No contexto piauiense, essa situação se agrava. “A economia piauiense não é tão dinâmica em termos de atividade econômica em relação ao restante do país. A capital piauiense, por exemplo, depende do setor público ou dos empregos no comércio, que foi grandemente afetado porque precisou fechar vários dias e isso resulta na falta de atividade econômica e, consequentemente, em agravamento do nível de pobreza maior em comparação a outras regiões do país”, considera Samuel.
“Muitos brasileiros não sabem o que vão comer no dia seguinte”
A constituição descreve a alimentação saudável e adequada como um direito de todos. Porém, com o aumento da fome, muitas ações independentes de doações e ajuda às famílias em vulnerabilidade surgem e ocupam o espaço de políticas públicas que deveriam possibilitar o acesso a condições de vida melhores.
Diante do contexto de fome e desemprego, muitas famílias contam apenas com a doação de refeições e cestas básicas realizadas por grupos e coletivos. Inúmeras iniciativas se somam e atuam no sentido de combater o aumento da fome no país. “Muitos brasileiros não sabem o que vão comer no dia seguinte”, diz Lucineide Soares, que mora no assentamento Lisboa, localizado em São João do Piauí (462 km da capital, Teresina) e faz parte da direção nacional do Movimento Nacional dos Trabalhadores Rurais Sem Terra (MST), pelo estado do Piauí.
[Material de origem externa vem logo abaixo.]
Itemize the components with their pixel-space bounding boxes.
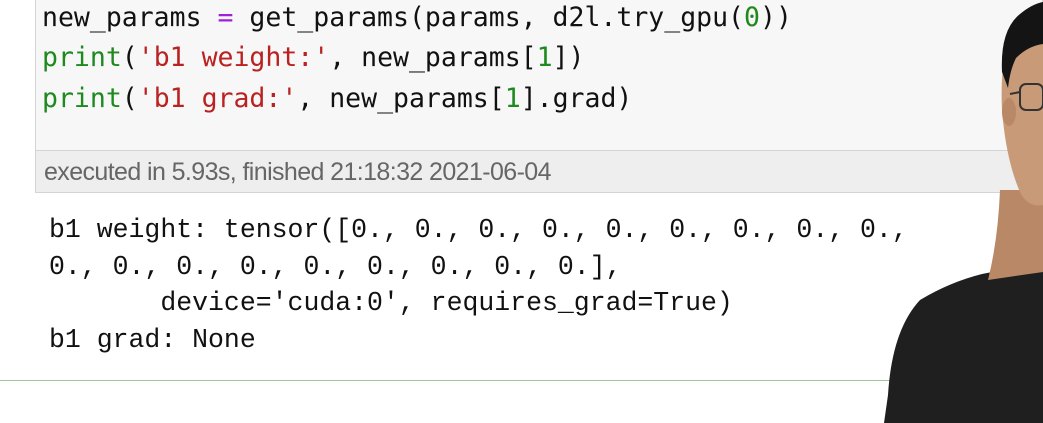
code-line: new_params = get_params(params, d2l.try_… — [42, 2, 792, 34]
code-keyword: print — [42, 42, 122, 73]
output-line: 0., 0., 0., 0., 0., 0., 0., 0., 0.], — [49, 252, 622, 282]
code-token: ].grad) — [520, 83, 633, 114]
code-token: , new_params[ — [329, 42, 537, 73]
notebook-page: new_params = get_params(params, d2l.try_… — [0, 0, 1043, 423]
code-string: 'b1 grad:' — [137, 83, 298, 114]
code-line: print('b1 weight:', new_params[1]) — [42, 42, 585, 74]
output-line: b1 grad: None — [49, 325, 256, 355]
code-operator: = — [217, 2, 234, 33]
presenter-webcam-overlay — [884, 2, 1043, 423]
code-token: get_params(params, d2l.try_gpu( — [233, 2, 745, 33]
code-string: 'b1 weight:' — [137, 42, 330, 73]
code-token: new_params — [42, 2, 218, 33]
code-keyword: print — [42, 83, 122, 114]
output-line: device='cuda:0', requires_grad=True) — [49, 288, 733, 318]
code-line: print('b1 grad:', new_params[1].grad) — [42, 83, 632, 115]
output-line: b1 weight: tensor([0., 0., 0., 0., 0., 0… — [49, 215, 908, 245]
code-number: 1 — [536, 42, 553, 73]
code-number: 1 — [504, 83, 521, 114]
code-token: ]) — [552, 42, 585, 73]
code-token: )) — [759, 2, 792, 33]
code-number: 0 — [744, 2, 760, 33]
code-token: ( — [121, 83, 138, 114]
code-token: ( — [121, 42, 138, 73]
code-token: , new_params[ — [297, 83, 505, 114]
execution-status-text: executed in 5.93s, finished 21:18:32 202… — [44, 158, 552, 186]
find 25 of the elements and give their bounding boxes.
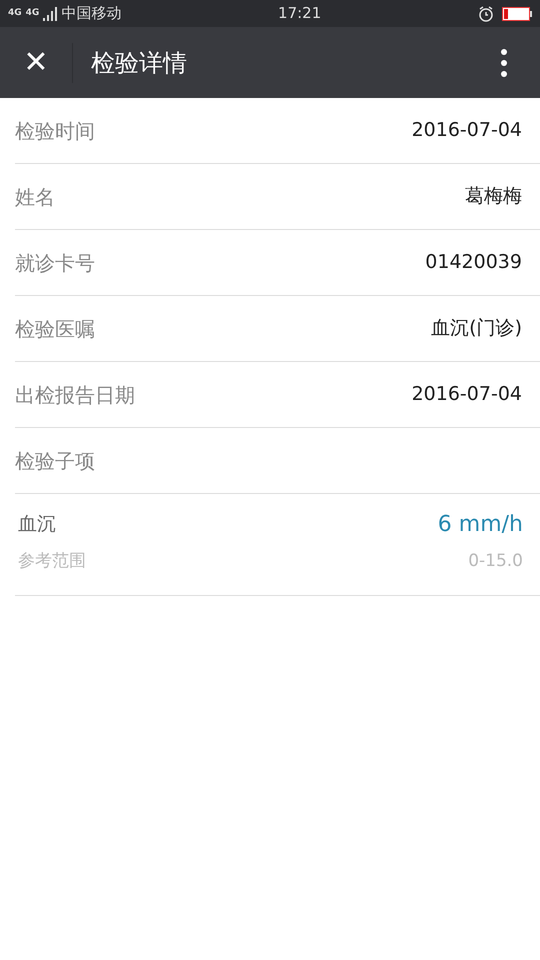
field-value: 2016-07-04 [412,118,522,144]
range-label: 参考范围 [18,550,86,573]
range-value: 0-15.0 [468,550,523,573]
field-value: 葛梅梅 [465,184,522,210]
field-label: 就诊卡号 [15,250,95,276]
field-label: 检验子项 [15,448,95,474]
field-value: 2016-07-04 [412,382,522,408]
field-value: 血沉(门诊) [431,316,522,342]
field-label: 出检报告日期 [15,382,135,408]
page-title: 检验详情 [91,48,187,78]
field-value: 01420039 [425,250,522,276]
battery-icon [502,6,532,20]
item-name: 血沉 [18,512,56,538]
field-label: 姓名 [15,184,55,210]
carrier-name: 中国移动 [61,3,122,24]
item-result: 6 mm/h [438,511,523,539]
network-label: 4G [26,9,40,18]
network-label: 4G [8,9,22,18]
signal-icon [43,6,58,20]
alarm-icon [478,6,494,22]
close-button[interactable]: ✕ [0,27,72,98]
status-time: 17:21 [278,3,322,24]
more-icon [500,48,508,78]
field-label: 检验时间 [15,118,95,144]
field-label: 检验医嘱 [15,316,95,342]
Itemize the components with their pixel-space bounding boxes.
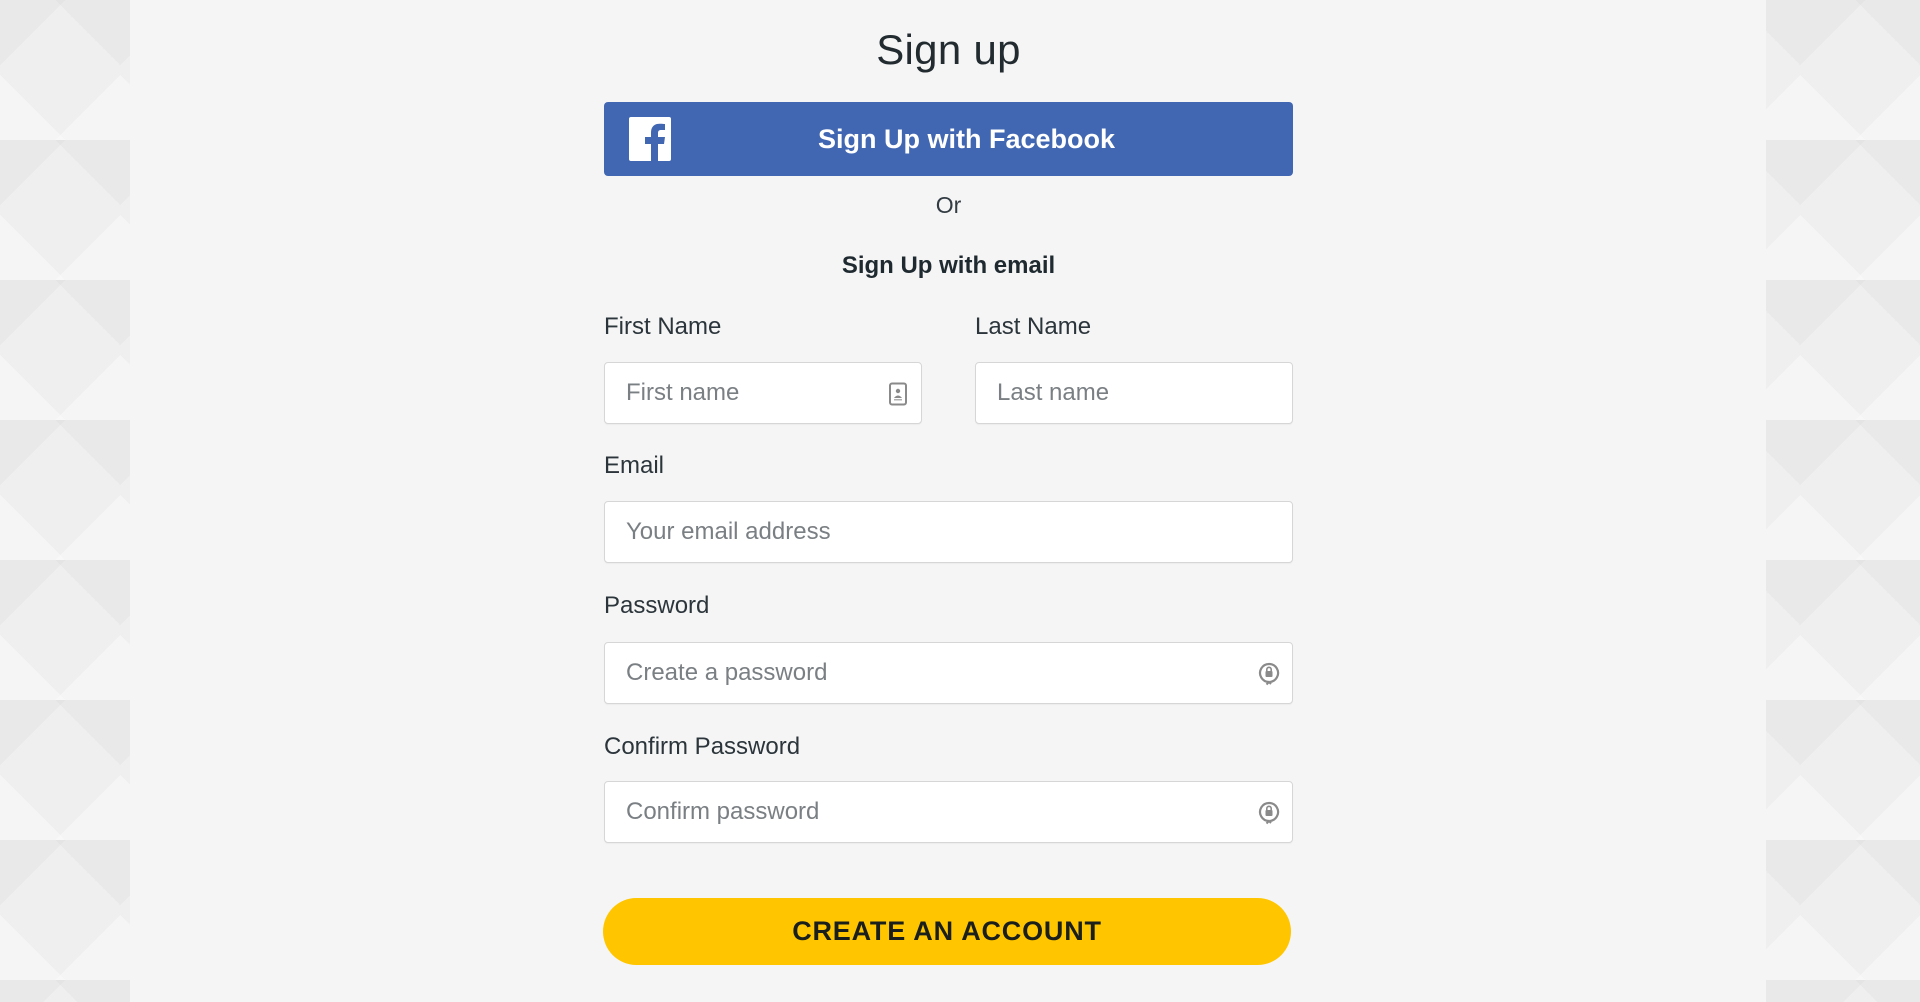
create-account-button[interactable]: CREATE AN ACCOUNT <box>603 898 1291 965</box>
confirm-password-label: Confirm Password <box>604 733 801 760</box>
confirm-password-field <box>604 781 1293 843</box>
password-label: Password <box>604 592 710 619</box>
last-name-field <box>975 362 1293 424</box>
email-label: Email <box>604 452 665 479</box>
password-key-icon[interactable] <box>1256 661 1282 687</box>
email-field <box>604 501 1293 563</box>
or-divider: Or <box>935 192 962 218</box>
contact-card-icon[interactable] <box>885 381 911 407</box>
first-name-field <box>604 362 922 424</box>
email-input[interactable] <box>605 502 1292 562</box>
last-name-input[interactable] <box>976 363 1292 423</box>
facebook-icon <box>629 117 671 161</box>
first-name-input[interactable] <box>605 363 921 423</box>
page-title: Sign up <box>876 26 1021 73</box>
first-name-label: First Name <box>604 313 722 340</box>
facebook-signup-button[interactable]: Sign Up with Facebook <box>604 102 1293 176</box>
password-field <box>604 642 1293 704</box>
email-signup-heading: Sign Up with email <box>841 252 1056 279</box>
last-name-label: Last Name <box>975 313 1092 340</box>
confirm-password-input[interactable] <box>605 782 1292 842</box>
facebook-button-label: Sign Up with Facebook <box>817 123 1115 154</box>
password-key-icon[interactable] <box>1256 800 1282 826</box>
password-input[interactable] <box>605 643 1292 703</box>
Ela relata que, desde o início da pandemia, o MST tem se organizado com bandeiras de lutas norteadas pela solidariedade em todo o país.
Do início da ação para cá, mais de 4 mil toneladas de alimentos foram distribuídas no Piauí, através de cestas básicas e marmitas, principalmente em periferias ou em locais com famílias em situação de vulnerabilidade ou que estejam passando fome.
Em Teresina, foram distribuídas cerca de 350 cestas e mais de 4 mil marmitas com produtos agroecológicos, alimentos livres de agrotóxicos, produzidos nos assentamentos. “A gente consegue perceber a necessidade das pessoas por não ter alimento, não ter comida dentro de casa e sem ter a quem recorrer”, relata emocionada.
Na pandemia, ações como a integrada por Lucineide nutrem dias menos doloridos e a possibilidade de continuar seguindo. A valorização da alimentação como um direito humano básico, o incentivo à construção de políticas públicas e subsídios que assegurem o bem estar da população, podem construir uma rede de proteção que contemple a todas e todos, mantendo assim o prato cheio, saudável e diverso.